Il 4 novembre 1966 ero un bambino di otto anni; l’aqua granda la ricordo vista dalla finestra di casa, la laguna in tempesta sull’isola di San Giorgio Maggiore e la massa lenta e scura che lambiva i primi due gradini della scala sotto l’ingresso di casa era tutto quello che vedevo di essa.

La notte del 12 novembre scorso invece sono andato in piazza San Marco, spinto da quel nonsisamai che ogni tanto si fa vivo dentro il cronista.
La foto 1 l’ho scattata alle ore 21 e 38, come dal database della Nikon usata, nel momento in cui la tromba d’aria, che ha già sconvolto Sant’Elena e il molo, entra a San Marco, e fa il giro della piazza con spaventosa furia, attorno le procuratie solleva in mulinelli l’acqua, che fino a poco prima stagnava tranquillamente: la foto fa il verso a questa in bianco e nero, scattata il 4 novembre del ‘66, credo da Ermanno Reberschak: per caso mi trovavo nello stesso punto di allora, ma non a caso mi è scattata subito in mente quella foto, nonostante il putiferio di vento e acqua del momento: accade se una fotografia diventa una icona simbolo di un determinato evento…

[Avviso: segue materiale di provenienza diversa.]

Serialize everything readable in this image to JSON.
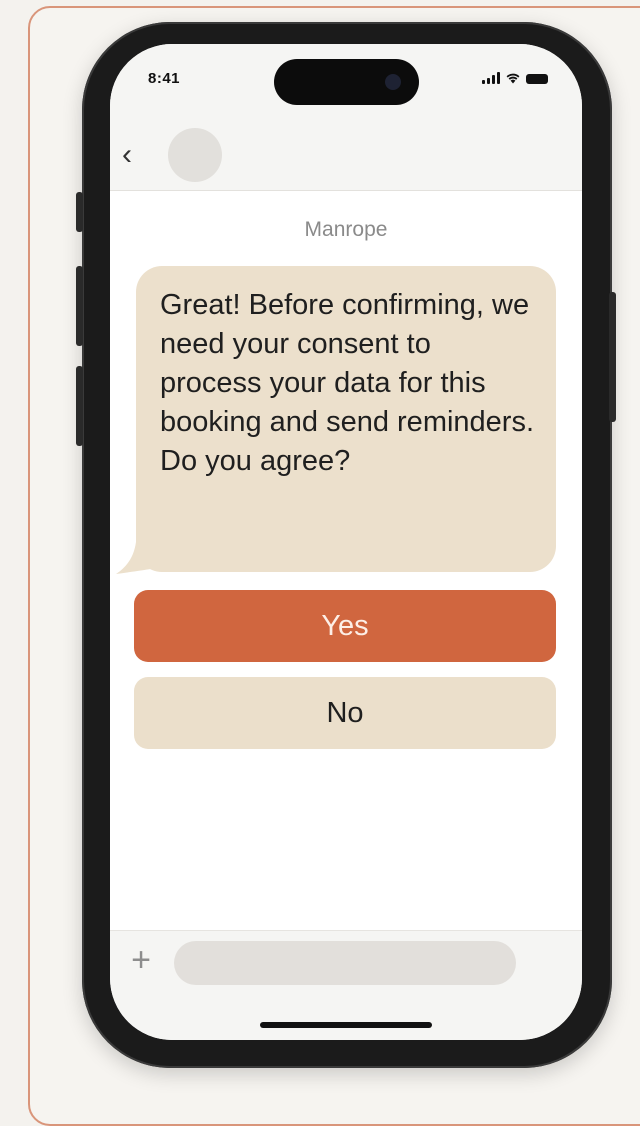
{
  "status_bar": {
    "time": "8:41",
    "signal_icon": "cellular-signal-icon",
    "wifi_icon": "wifi-icon",
    "battery_icon": "battery-icon"
  },
  "nav": {
    "back_icon": "chevron-left-icon",
    "avatar": "contact-avatar-placeholder"
  },
  "conversation": {
    "contact_name": "Manrope",
    "message": "Great! Before confirming, we need your consent to process your data for this booking and send reminders. Do you agree?"
  },
  "quick_replies": [
    {
      "label": "Yes",
      "color": "#d0663f"
    },
    {
      "label": "No",
      "color": "#ebdfcb"
    }
  ],
  "composer": {
    "add_icon": "plus-icon",
    "placeholder": ""
  },
  "colors": {
    "accent": "#d0663f",
    "bubble": "#ece0cc",
    "card_border": "#d9957a"
  }
}
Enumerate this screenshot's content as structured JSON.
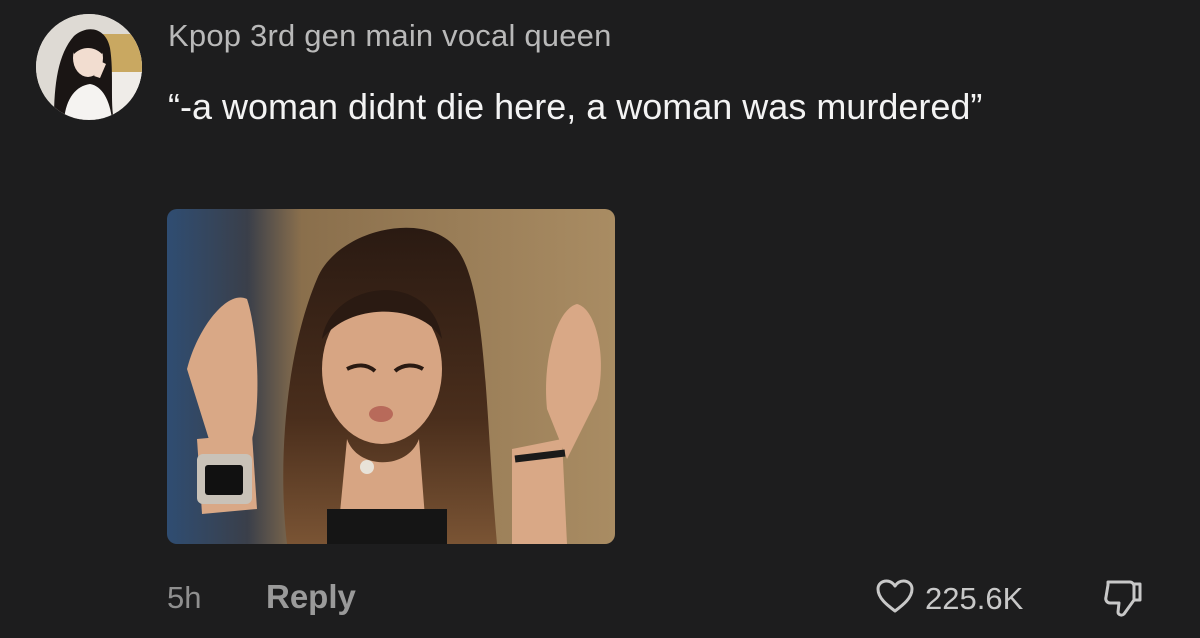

La terza foto è stata presa alle 9 e 43 del giorno successivo, 13 novembre 2019: danni e disastri evidenziati dall’immagine simbolo di questa nuova aqua granda, il vaporetto incastrato sul ponte della Ca’ di Dio; che però resta sullo sfondo: protagonisti sono i turisti orientali, con le calosce, sbarcati ugualmente in riva degli Schiavoni dal tour operator. Forse una coincidenza, chissà, forse non si è potuto fermare per tempo la gita; chissà poi se quei viaggiatori sono stati informati sul disastro della notte precedente; di certo non hanno trovato caffè e ristoranti a ristorarli.

A modo suo è l’immagine della Venezia che non s’arrende, oppure immagine speculare della città costretta a dar spettacolo anche quando è ferita.
O forse è davvero solo una coincidenza: la fotografia non è mai verità assoluta.